In situ growth of single-walled carbon nanotubes by bimetallic technique with/without dielectric support for nanodevice applications

The single-walled carbon nanotubes (SWNTs) have been considered as an alternative material for nanoelectronics, such as field-effect transistor or nanosensor, due to their unique electronic properties. However, an in situ growth process that can synthesize SWNTs with good position, diameter, and directional control is not yet available. Recent developments on the synthesis of SWNTs by deposition of ultrathin catalyst metal on the support of high specific areas were quite encouraging. In this study, high-yield vertically aligned SWNT arrays are demonstrated by in situ growth process with/without dielectric support material.
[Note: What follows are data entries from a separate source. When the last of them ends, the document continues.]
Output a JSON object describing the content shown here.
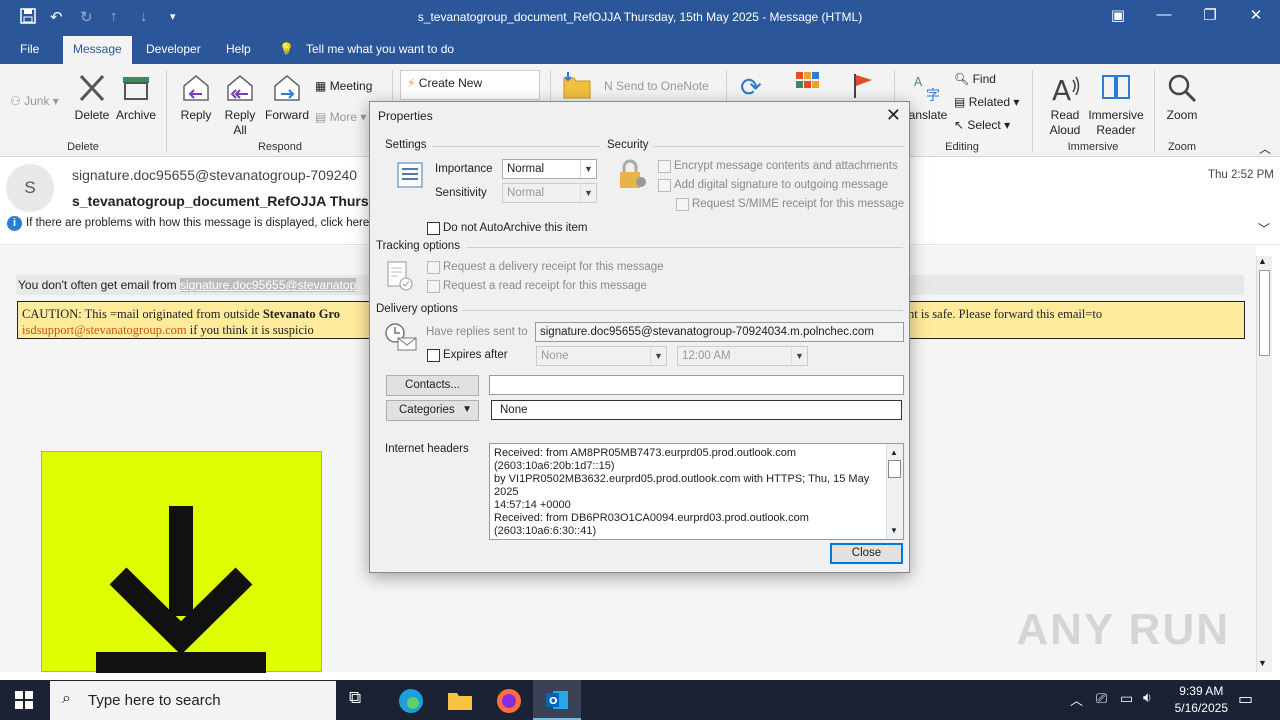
{
  "window": {
    "title": "s_tevanatogroup_document_RefOJJA Thursday, 15th May 2025  -  Message (HTML)"
  },
  "menu": {
    "items": [
      "File",
      "Message",
      "Developer",
      "Help"
    ],
    "tell_me": "Tell me what you want to do"
  },
  "ribbon": {
    "junk": "Junk",
    "delete": "Delete",
    "archive": "Archive",
    "group_delete": "Delete",
    "reply": "Reply",
    "reply_all": "Reply All",
    "forward": "Forward",
    "meeting": "Meeting",
    "more": "More",
    "group_respond": "Respond",
    "create_new": "Create New",
    "send_onenote": "Send to OneNote",
    "translate": "anslate",
    "find": "Find",
    "related": "Related",
    "select": "Select",
    "group_editing": "Editing",
    "read_aloud": "Read Aloud",
    "immersive_reader": "Immersive Reader",
    "group_immersive": "Immersive",
    "zoom": "Zoom",
    "group_zoom": "Zoom"
  },
  "message": {
    "avatar_initial": "S",
    "from": "signature.doc95655@stevanatogroup-709240",
    "subject": "s_tevanatogroup_document_RefOJJA Thursd",
    "info": "If there are problems with how this message is displayed, click here",
    "time": "Thu 2:52 PM",
    "notice_text": "You don't often get email from ",
    "notice_link": "signature.doc95655@stevanatop",
    "caution_prefix": "CAUTION: This =mail originated from outside ",
    "caution_bold": "Stevanato Gro",
    "caution_right": "nt is safe. Please forward this email=to",
    "caution_link": "isdsupport@stevanatogroup.com",
    "caution_suffix": " if you think it is suspicio"
  },
  "dialog": {
    "title": "Properties",
    "settings": "Settings",
    "importance_label": "Importance",
    "importance_value": "Normal",
    "sensitivity_label": "Sensitivity",
    "sensitivity_value": "Normal",
    "security": "Security",
    "encrypt": "Encrypt message contents and attachments",
    "digital_sig": "Add digital signature to outgoing message",
    "smime": "Request S/MIME receipt for this message",
    "autoarchive": "Do not AutoArchive this item",
    "tracking": "Tracking options",
    "delivery_receipt": "Request a delivery receipt for this message",
    "read_receipt": "Request a read receipt for this message",
    "delivery": "Delivery options",
    "replies_label": "Have replies sent to",
    "replies_value": "signature.doc95655@stevanatogroup-70924034.m.polnchec.com",
    "expires_label": "Expires after",
    "expires_date": "None",
    "expires_time": "12:00 AM",
    "contacts_btn": "Contacts...",
    "contacts_value": "",
    "categories_btn": "Categories",
    "categories_value": "None",
    "headers_label": "Internet headers",
    "headers_lines": [
      "Received: from AM8PR05MB7473.eurprd05.prod.outlook.com",
      "(2603:10a6:20b:1d7::15)",
      " by VI1PR0502MB3632.eurprd05.prod.outlook.com with HTTPS; Thu, 15 May",
      "2025",
      " 14:57:14 +0000",
      "Received: from DB6PR03O1CA0094.eurprd03.prod.outlook.com",
      "(2603:10a6:6:30::41)"
    ],
    "close_btn": "Close"
  },
  "taskbar": {
    "search_placeholder": "Type here to search",
    "time": "9:39 AM",
    "date": "5/16/2025"
  },
  "watermark": "ANY RUN",
  "colors": {
    "accent": "#2b579a",
    "caution_bg": "#ffeb9c",
    "image_bg": "#dfff00"
  }
}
In the case with dielectric support material, the role of dielectric support layer and the mechanisms of SWNT growth control will be discussed. Then, in the case without dielectric support material, the iron-based catalytic system revealed the ability to grow SWNTs from single-crystal silicon wafer directly, giving rise to the possible application of device structure with specific process module, for example, vertically aligned carbon nanotube field-effect transistor device may need to grow SWNT from doped-silicon area (source or drain well). In these experiments, micro-Raman spectroscopy and high-resolution transmission electron microscopy were utilized to characterize the SWNT properties and structures.